Writer-director Nikhail Asnani’s Flu requires intent viewing. Not meant for the frivolous kind, the short, all of 15:55-minute in duration deals with addiction and the inherent depravity that it pushes its victims into. A film on the internalised world of one such former addict as she struggles to remain sober and maintain a healthy relationship with her AA sponsor, Flu, as stated before, warrants multiple viewing.
It is in the metaphorical analogy that it pulls off that makes the writing of Flu unique. For a film of its subject, to be able to even remotely be successful at drawing comparisons with the avian world, much less the analysis of the ID of oneself, should be considered quite commendable. The analogy aside; to have a star cast that has the ability to both; play hot and cold with each other and yet make the story a self-sustaining narrative is equally laudable.

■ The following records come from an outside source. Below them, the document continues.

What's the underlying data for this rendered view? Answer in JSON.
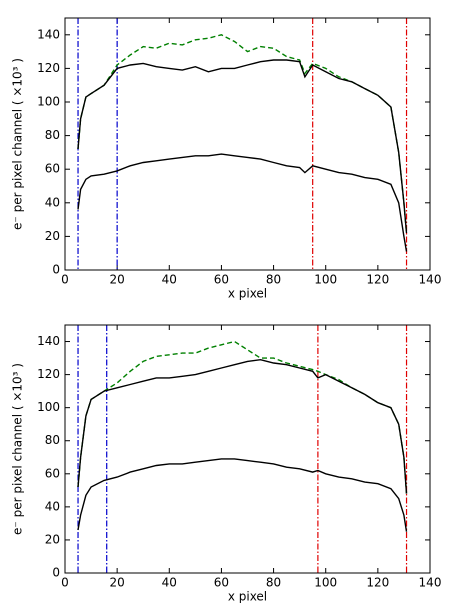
{
  "chart_data": [
    {
      "type": "line",
      "xlabel": "x pixel",
      "ylabel": "e⁻ per pixel channel ( ×10³ )",
      "x": [
        5,
        6,
        8,
        10,
        15,
        20,
        25,
        30,
        35,
        40,
        45,
        50,
        55,
        60,
        65,
        70,
        75,
        80,
        85,
        90,
        92,
        95,
        100,
        105,
        110,
        115,
        120,
        125,
        128,
        130,
        131
      ],
      "series": [
        {
          "color": "#008000",
          "dash": true,
          "values": [
            72,
            90,
            103,
            105,
            110,
            122,
            128,
            133,
            132,
            135,
            134,
            137,
            138,
            140,
            136,
            130,
            133,
            132,
            127,
            125,
            117,
            123,
            120,
            115,
            112,
            108,
            104,
            97,
            70,
            40,
            22
          ]
        },
        {
          "color": "#000000",
          "values": [
            72,
            90,
            103,
            105,
            110,
            120,
            122,
            123,
            121,
            120,
            119,
            121,
            118,
            120,
            120,
            122,
            124,
            125,
            125,
            124,
            115,
            122,
            118,
            114,
            112,
            108,
            104,
            97,
            70,
            40,
            22
          ]
        },
        {
          "color": "#000000",
          "values": [
            36,
            48,
            54,
            56,
            57,
            59,
            62,
            64,
            65,
            66,
            67,
            68,
            68,
            69,
            68,
            67,
            66,
            64,
            62,
            61,
            58,
            62,
            60,
            58,
            57,
            55,
            54,
            51,
            40,
            20,
            11
          ]
        }
      ],
      "vlines": [
        {
          "x": 5,
          "color": "#0000cc"
        },
        {
          "x": 20,
          "color": "#0000cc"
        },
        {
          "x": 95,
          "color": "#e00000"
        },
        {
          "x": 131,
          "color": "#e00000"
        }
      ],
      "xlim": [
        0,
        140
      ],
      "xticks": [
        0,
        20,
        40,
        60,
        80,
        100,
        120,
        140
      ],
      "ylim": [
        0,
        150
      ],
      "yticks": [
        0,
        20,
        40,
        60,
        80,
        100,
        120,
        140
      ]
    },
    {
      "type": "line",
      "xlabel": "x pixel",
      "ylabel": "e⁻ per pixel channel ( ×10³ )",
      "x": [
        5,
        6,
        8,
        10,
        15,
        20,
        25,
        30,
        35,
        40,
        45,
        50,
        55,
        60,
        65,
        70,
        75,
        80,
        85,
        90,
        95,
        97,
        100,
        105,
        110,
        115,
        120,
        125,
        128,
        130,
        131
      ],
      "series": [
        {
          "color": "#008000",
          "dash": true,
          "values": [
            52,
            70,
            95,
            105,
            110,
            115,
            122,
            128,
            131,
            132,
            133,
            133,
            136,
            138,
            140,
            135,
            130,
            130,
            127,
            125,
            123,
            122,
            120,
            117,
            112,
            108,
            103,
            100,
            90,
            70,
            48
          ]
        },
        {
          "color": "#000000",
          "values": [
            52,
            70,
            95,
            105,
            110,
            112,
            114,
            116,
            118,
            118,
            119,
            120,
            122,
            124,
            126,
            128,
            129,
            127,
            126,
            124,
            122,
            118,
            120,
            116,
            112,
            108,
            103,
            100,
            90,
            70,
            48
          ]
        },
        {
          "color": "#000000",
          "values": [
            26,
            35,
            47,
            52,
            56,
            58,
            61,
            63,
            65,
            66,
            66,
            67,
            68,
            69,
            69,
            68,
            67,
            66,
            64,
            63,
            61,
            62,
            60,
            58,
            57,
            55,
            54,
            51,
            45,
            35,
            25
          ]
        }
      ],
      "vlines": [
        {
          "x": 5,
          "color": "#0000cc"
        },
        {
          "x": 16,
          "color": "#0000cc"
        },
        {
          "x": 97,
          "color": "#e00000"
        },
        {
          "x": 131,
          "color": "#e00000"
        }
      ],
      "xlim": [
        0,
        140
      ],
      "xticks": [
        0,
        20,
        40,
        60,
        80,
        100,
        120,
        140
      ],
      "ylim": [
        0,
        150
      ],
      "yticks": [
        0,
        20,
        40,
        60,
        80,
        100,
        120,
        140
      ]
    }
  ]
}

Casey (Krystal Torres) is our tormented protagonist. Ably played by Torres, who manages to create the distant, forlorn personality of Casey, a wearable persona, also bears resemblance to someone who is actually empathetic and respectable. Quite unlike its usual depictions, Asnani doesn’t make his characters deplorable, or pitiable. Instead, very deftly presents them as a gaping, walking wound and a study worth undertaking on human psychology.
Casey’s life is falling apart. A former alcoholic, she has already relapsed into her old ways, made evident through the ample scenes that show her reaching out to her only known source of comfort. But, when her former sponsor to AA reaches out to her with a very professional demand, it is the unexpected reality that comes knocking at her door that coerces her to face her demons. The shame of failing in one’s own eyes, the despair from having to start all over again, and the hurt of having disappointed others is a tough act to pull off. And, Torres does a reasonably good job at it. Her distant attitude could easily have been mistaken for indifference, had it not been for the scenes that focus on her in solitude. In her forlorn glance, and helpless gait, she manages to convince her audience of her predicament—that she too is a victim of her circumstances.
In the self-destructive world of Casey, Ava (Cake Moss) becomes the larger-than-life personality. The meeting between the two, right from Ava’s entry marks a difference in the narrative of the plot. Ava is no ordinary person. In her warmth and compassion, we understand Casey’s humiliation even more. Rachel Bickert, whose cinematography brings Casey’s world into life, alters between long shots and extreme close-ups offering both; Casey’s viewpoint of the world—from both within and outside. And, Sydney Baker’s editing keeps the film evenly paced, even as we sense the growing tragedy of the character and the escalating desperation. Tristan Chilvers, whose collaboration with Asnani has only rendered to fruitful outcomes, makes Flu dramatic. But, the cast maintains a restrained performance for their characters. And, the irony plays well off of each other.
The metaphorical analogy may not seem everyone’s cup of tea, but for those willing to spare a few minutes, Asnani’s Flu offers two things; a chance to understand an alcoholic’s fickle journey and the bluntness with which Asnani chooses to present these topics. A case story of a woman’s understanding of love and safety that came in the form of her AA sponsor and her inability to appreciate it in full and the subsequent path to redemption—Flu is all of this and more.